The global capitalist system delivers enormous static efficiencies by integrating the entire world into a single system of specialization and exchange. And its dynamic efficiency, if increasingly labored, is still considerable. But the absence of any truly systemic competition – and with it, the shrinking of our collective capacity to imagine radically different and radically better social arrangements – removes a vital source of variation at the macro level, and thus of dynamic efficiency over the long run. 

An analogy from sports may be helpful here. Teams often face a choice between short-term and long-term prospects. If they feel that a championship is within their grasp, they will often trade away draft picks to add the star free agents they need now to put them over the top. In other words, they sacrifice their chances to improve performance over the long term in order to maximize the odds of present success. Likewise, the absence of systemic competition today allows capitalism to more fully realize the productive potential of its existing institutions, but at the cost of foreclosing possibilities for developing new institutions in the future. Like a star-studded championship contender, capitalism is currently “all in” on winning now – a state of affairs that inevitably complicates rebuilding efforts down the road.

It’s important to recognize how formidable the barriers to institutional and systemic innovation now are. In the past, at least for Europeans and people of European ancestry during the half-millennium of the “Great Frontier,” when a group of people wanted to break away and try something new – build a new community, a new society – they possessed two huge advantages not presently available today. 
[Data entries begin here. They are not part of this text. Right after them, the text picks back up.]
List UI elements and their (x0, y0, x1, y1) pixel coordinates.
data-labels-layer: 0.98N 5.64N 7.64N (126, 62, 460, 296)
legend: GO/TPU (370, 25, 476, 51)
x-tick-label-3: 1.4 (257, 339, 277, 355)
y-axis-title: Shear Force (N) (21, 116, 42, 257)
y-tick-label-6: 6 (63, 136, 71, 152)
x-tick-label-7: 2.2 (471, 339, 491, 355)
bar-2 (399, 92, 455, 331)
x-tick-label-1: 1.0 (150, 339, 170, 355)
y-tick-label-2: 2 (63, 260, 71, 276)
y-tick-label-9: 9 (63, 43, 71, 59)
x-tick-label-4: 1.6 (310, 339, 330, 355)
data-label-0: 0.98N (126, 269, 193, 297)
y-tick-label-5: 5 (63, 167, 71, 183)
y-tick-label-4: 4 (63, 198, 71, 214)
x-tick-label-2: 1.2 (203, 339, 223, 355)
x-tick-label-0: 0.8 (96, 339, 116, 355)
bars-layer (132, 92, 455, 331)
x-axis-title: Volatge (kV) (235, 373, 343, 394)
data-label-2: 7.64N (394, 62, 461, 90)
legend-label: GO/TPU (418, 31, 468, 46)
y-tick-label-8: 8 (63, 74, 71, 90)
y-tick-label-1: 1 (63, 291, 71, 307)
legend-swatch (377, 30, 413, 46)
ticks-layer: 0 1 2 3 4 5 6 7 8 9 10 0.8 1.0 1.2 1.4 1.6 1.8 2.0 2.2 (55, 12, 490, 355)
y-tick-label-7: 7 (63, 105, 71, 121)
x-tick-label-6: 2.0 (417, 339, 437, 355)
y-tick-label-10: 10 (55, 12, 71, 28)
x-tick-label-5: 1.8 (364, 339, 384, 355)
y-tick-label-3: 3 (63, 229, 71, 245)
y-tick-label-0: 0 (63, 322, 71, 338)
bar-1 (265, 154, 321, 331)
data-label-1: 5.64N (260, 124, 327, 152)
First, the opportunity costs of independence from the surrounding society were far lower. Most people in the default social order supported themselves by farming; if you wanted to hive off and start something new, you could support yourself by farming as well. Independence therefore wasn’t that economically costly; indeed, with the promise of free land on the frontier, people could see independence as a way to get ahead and prosper. 

By contrast, contemporary affluent interdependence is extremely sticky. Because the system is so productive, and because it’s the only game in town, trying to live outside of it means a huge comedown in living standards. Think the Amish, or the Unabomber. In the 1960s a major social movement – the “counterculture” – filled young people with dreams of radically different institutions and radically different ways of living. In the late 60s and early 70s, as many as a million of them tried their hand at living in thousands of different “communes” and “intentional communities.” After a decade or so, though, this burst of experimentation had fizzled. There were many reasons for the failure, not the least of which was that the Aquarian allergy to authority of any kind made it difficult to actually get productive work done. But one main reason was that life in rural poverty turned out to be a boring, laborious bummer. The immensely superior productivity of capitalism relative to all known alternatives creates a daunting barrier to exit.

It’s not just that economic barriers to exit were lower in the past; legal barriers were lower as well. Today’s elaborate regulatory state had not yet been constructed; and out on the frontier, there wasn’t much of a state of any kind. “Permissionless innovation” was the rule across the board. But now, when the entire world has been sewn up by territorially exclusive states, trying to start a new community with new laws will run afoul of some jurisdiction’s existing statutory and regulatory codes.

In view of the above, we can conclude the following. First, the absence of actually existing alternative social orders imposes real constraints on our society’s ability to evolve in novel and healthy directions. Second, if we are ever to live in a world where experimentation with new social orders is possible, it will be necessary to lower both the economic and legal barriers to life outside the current system.